Fragmentation of lesions
If a lesion breaks into separate fragments between baseline and follow-up, the sum of longest diameters (SLD) of the fragments should be calculated.
Obviously, the short axis diameter is measured for lymph nodes.
Too small to measure
At each response evaluation each target lesions should be measured, even when they are very small (e.g. 2 mm).
If a target lesion has disappeared record a measurement of 0 mm.
If the lesion is too small to measure (faintly seen and not possible to give an exact measurement) assign a default value of 5 mm to prevent false responses or progression (derived from the 5 mm CT slice thickness).
The images are of a patient with a primary lung tumour.
At baseline, the longest diameter is well above 10 mm, therefore this was assigned as a target lesion.

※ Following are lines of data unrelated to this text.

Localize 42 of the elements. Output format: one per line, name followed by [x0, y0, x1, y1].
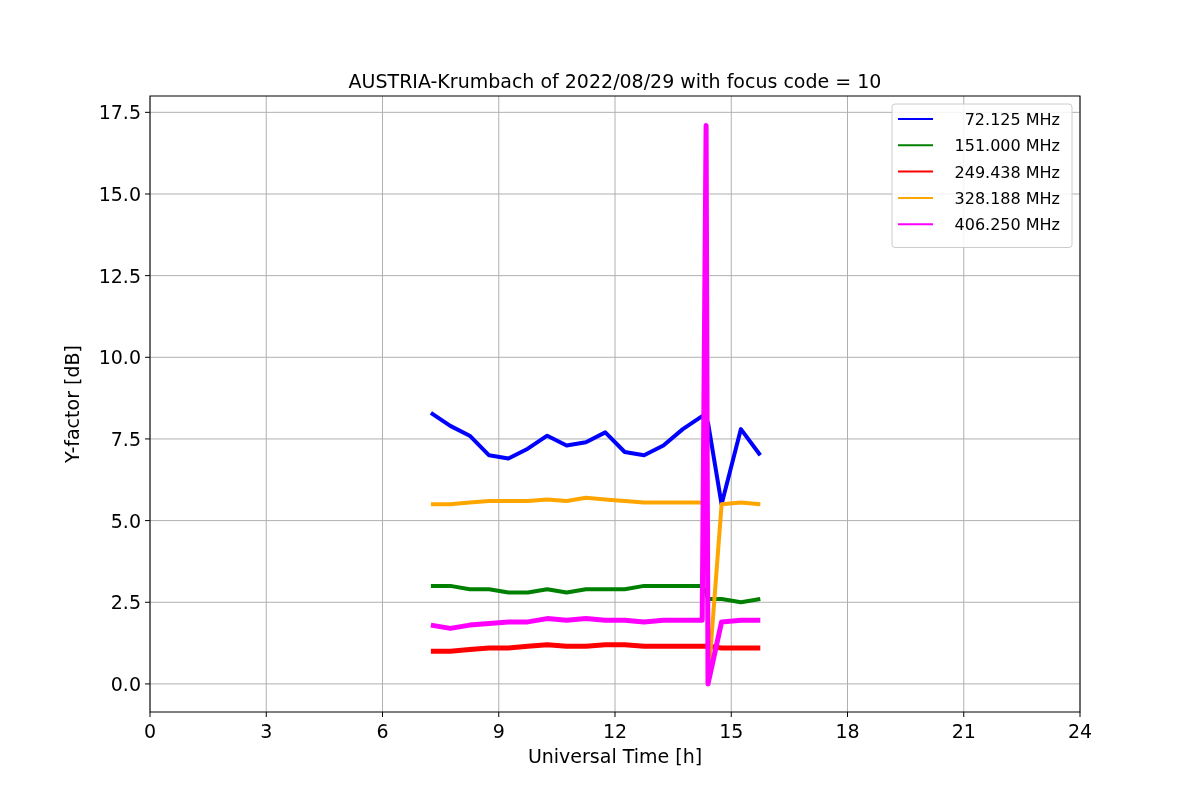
tick-label: 15.0	[98, 183, 141, 205]
tick-mark	[730, 711, 732, 718]
tick-mark	[144, 683, 151, 685]
legend-label: 328.188 MHz	[954, 188, 1060, 208]
tick-mark	[963, 711, 965, 718]
legend-label: 72.125 MHz	[964, 110, 1060, 129]
tick-label: 6	[376, 720, 389, 742]
axis-label: Y-factor [dB]	[61, 345, 83, 463]
tick-mark	[614, 711, 616, 718]
tick-label: 24	[1067, 720, 1093, 742]
legend-label: 151.000 MHz	[954, 136, 1060, 156]
chart-title: AUSTRIA-Krumbach of 2022/08/29 with focus code = 10	[348, 70, 882, 92]
tick-mark	[149, 711, 151, 718]
tick-mark	[498, 711, 500, 718]
tick-mark	[144, 275, 151, 277]
tick-label: 7.5	[110, 427, 141, 450]
tick-mark	[144, 111, 151, 113]
legend-label: 249.438 MHz	[954, 162, 1060, 182]
tick-label: 12.5	[98, 264, 141, 287]
tick-mark	[144, 356, 151, 358]
tick-label: 3	[260, 720, 273, 742]
tick-mark	[144, 193, 151, 195]
tick-label: 21	[951, 720, 976, 742]
tick-mark	[382, 711, 383, 718]
tick-label: 9	[492, 720, 505, 742]
tick-label: 17.5	[98, 101, 141, 124]
tick-label: 0	[143, 720, 157, 742]
tick-label: 2.5	[110, 591, 141, 614]
tick-label: 5.0	[110, 509, 141, 532]
tick-mark	[1079, 711, 1081, 718]
tick-mark	[265, 711, 267, 718]
tick-mark	[144, 438, 151, 440]
tick-mark	[144, 520, 151, 522]
tick-mark	[144, 601, 151, 603]
tick-label: 10.0	[98, 346, 141, 369]
axis-label: Universal Time [h]	[527, 745, 703, 767]
tick-label: 0.0	[110, 672, 141, 695]
tick-label: 18	[835, 720, 860, 742]
tick-label: 15	[719, 720, 744, 742]
legend-label: 406.250 MHz	[954, 215, 1060, 235]
tick-label: 12	[602, 720, 628, 742]
tick-mark	[847, 711, 848, 718]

During follow-up the long-axis diameter dropped below 10 mm, which is the lower limit for considering a lesion as target lesion.
However, since this is a follow-up measurement, the target lesion still counts up to the sum of the diameters (SLD) and a default value of 5mm was assigned.
Cavitating lesions
Cavitation can occur during treatment.
Cavitating lesions should be continuously measured in their longest diameter.
A different assessment can be provided if the sum of the longest diameters does not adequately correspond to the patients response assessment.
These CT images are of a 32-year-old male with a pulmonary metastasis of a malignant peripheral nerve sheath tumour.
Cavitation occured after treatment with pazopanib, but the size remained the same.
Although the size remains the same, a remark can be made in the report, that the actual tumorvolume has decreased.